Nancy McGilvery lives in Critzer Trailer Park in Waynesboro, where nearly six months later, Hurricane Isabel's handywork is still evident.
"From just the other side of 19 there, all the way down, there was floodwater standing there," she said, pointing at the now vacant trailers to her left. "They came through and red-tagged all but ours and the last one here on the end."
"Some of the trailers in this lower section, with water from six inches to 24 inches, depending on how elevated they are," explained Tom Carlsson, of the Waynesboro Housing Authority. "And so those were the units that were condemned. Fourteen trailer units were condemned."

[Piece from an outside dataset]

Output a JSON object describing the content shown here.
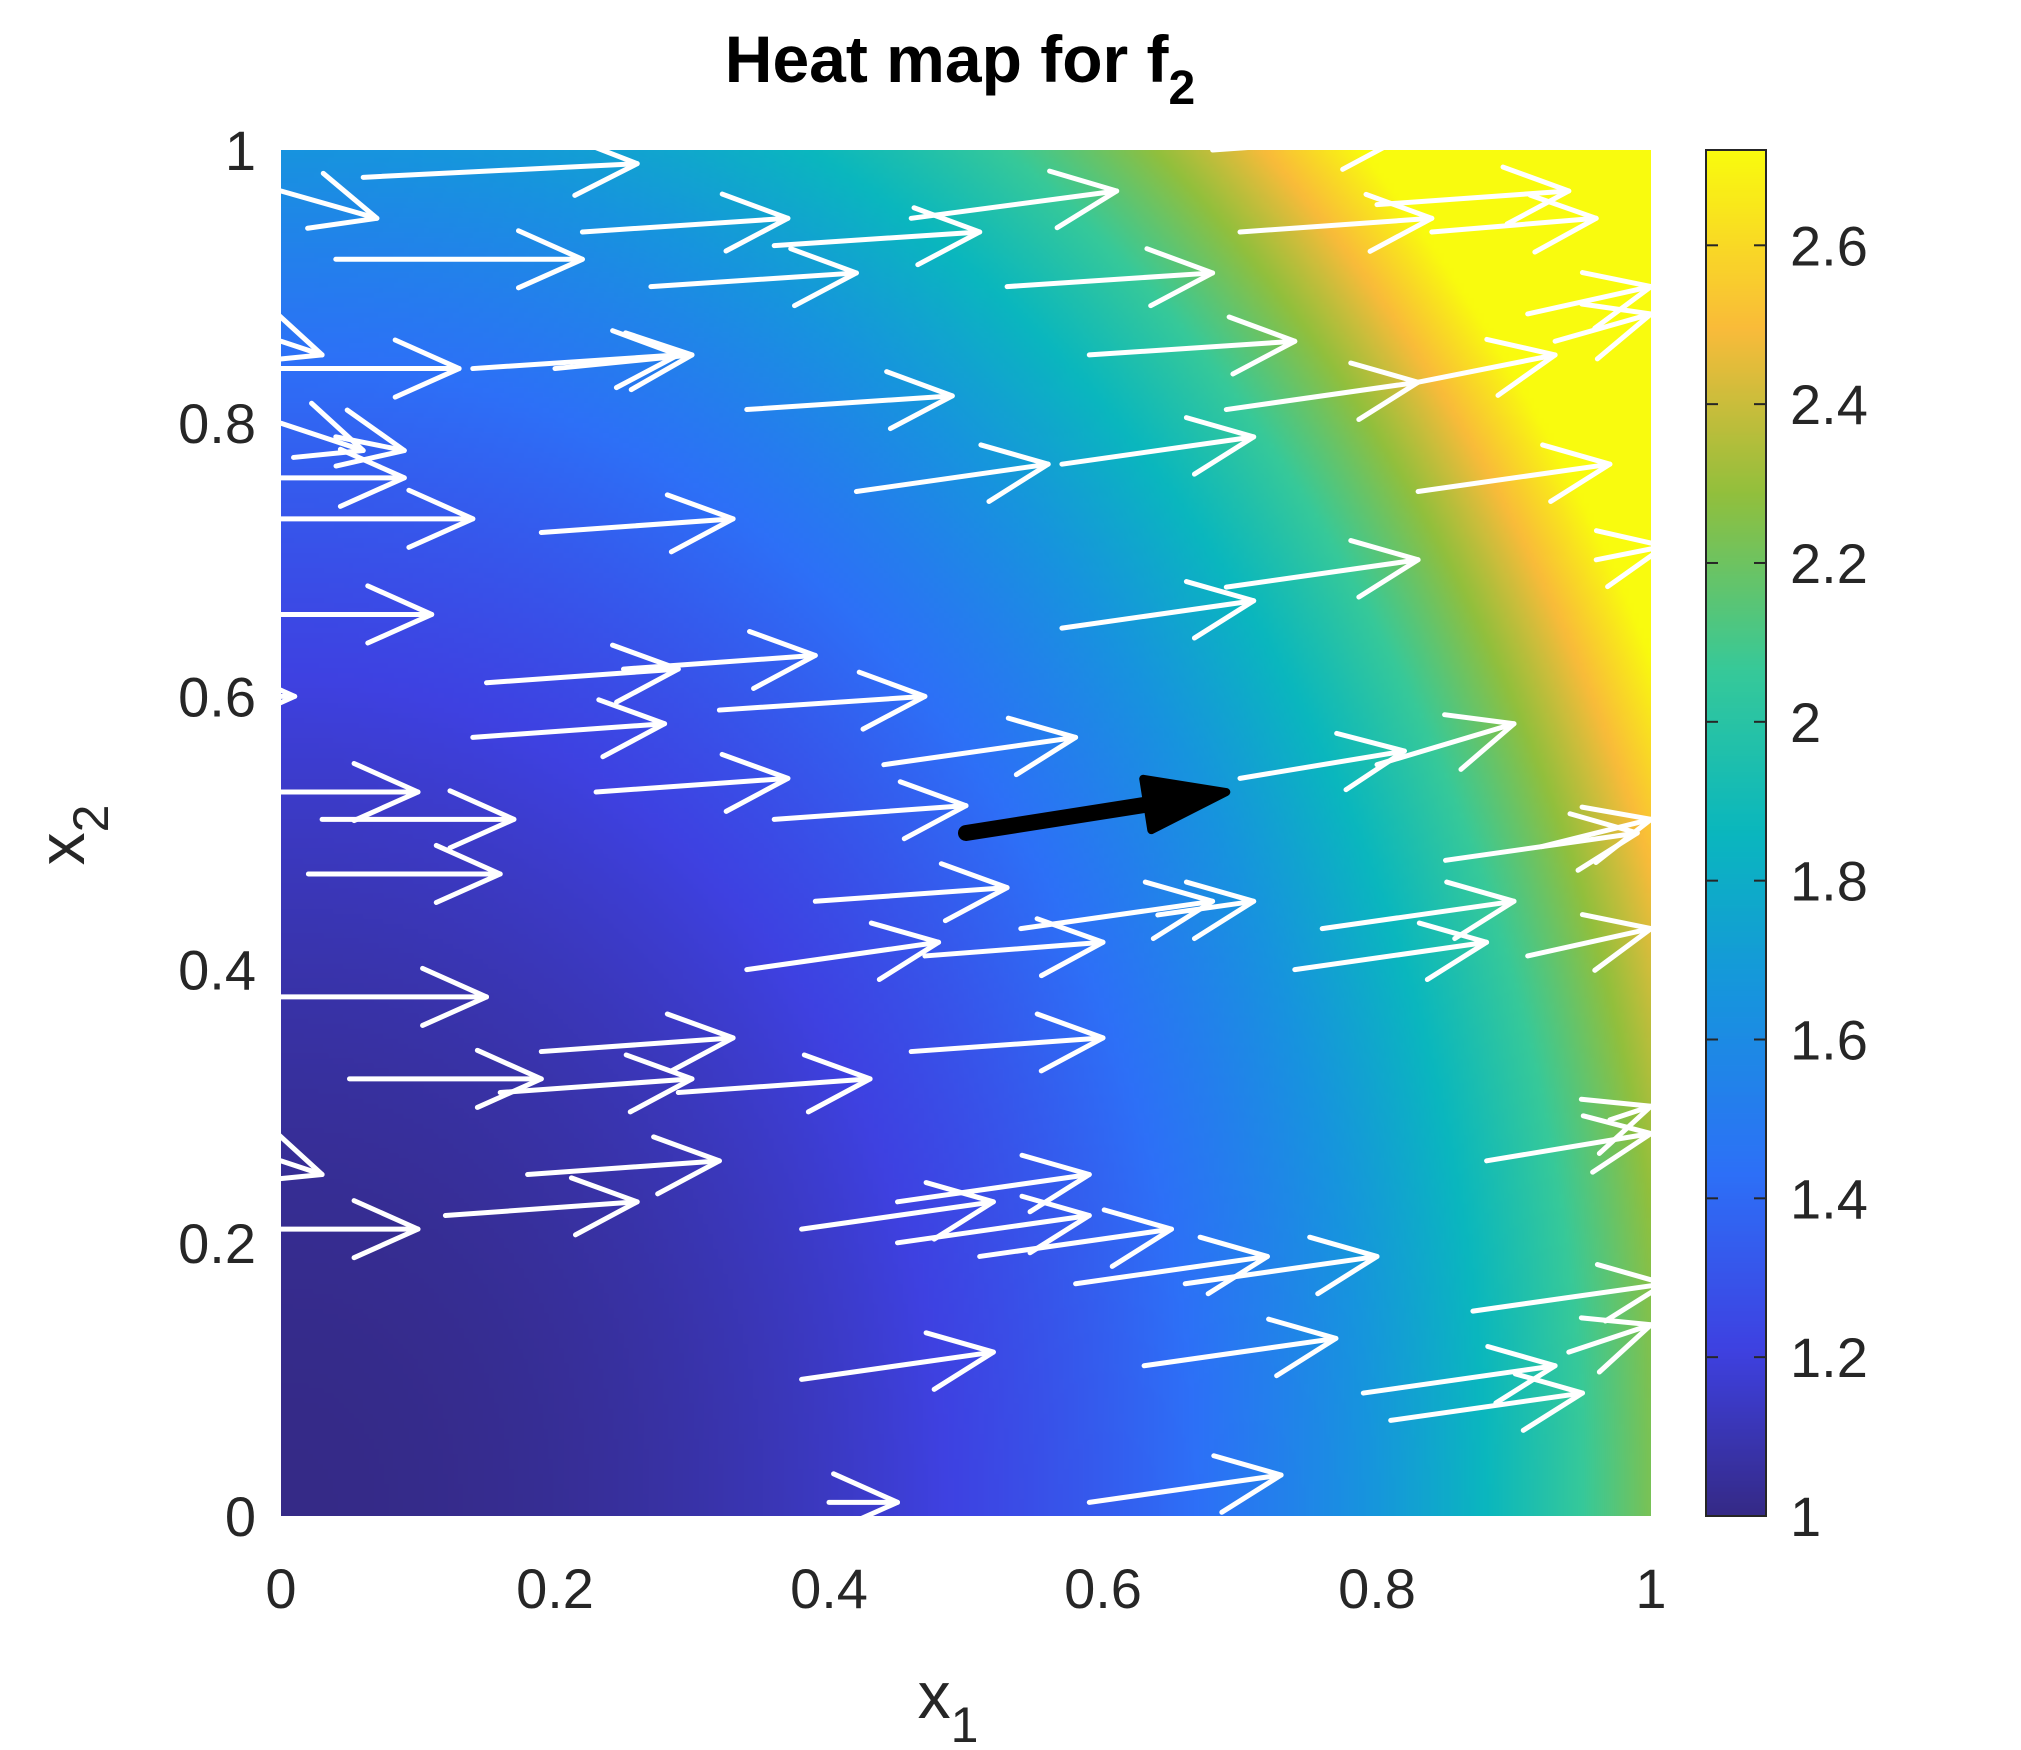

Isabel marked the sixth time that floodwaters forced residents at the trailer park out of their homes. That's why the Waynesboro Housing Authority is applying for state and federal grant money to move them to safer locations.
"And that will be a location that's free from flooding, and in a location of their own choosing," said Carlsson.
The authority is applying for two separate grants - one through FEMA, and the other through the Virginia Department of Housing and Community Development. Carlsson says the applications are due in March, and he hopes to find out this summer if Waynesboro is awarded any money.
Some residents have mixed feelings about possibly getting moved.
"In a way it's good, but in a way it's bad," said Crystal Samano. "Because this is really the only place I've been, and I know everybody here."
"I think they understand, while there may be some inconvenience in moving, it's a fresh start," said Carlsson.
And McGilvery says she's ready to start packing.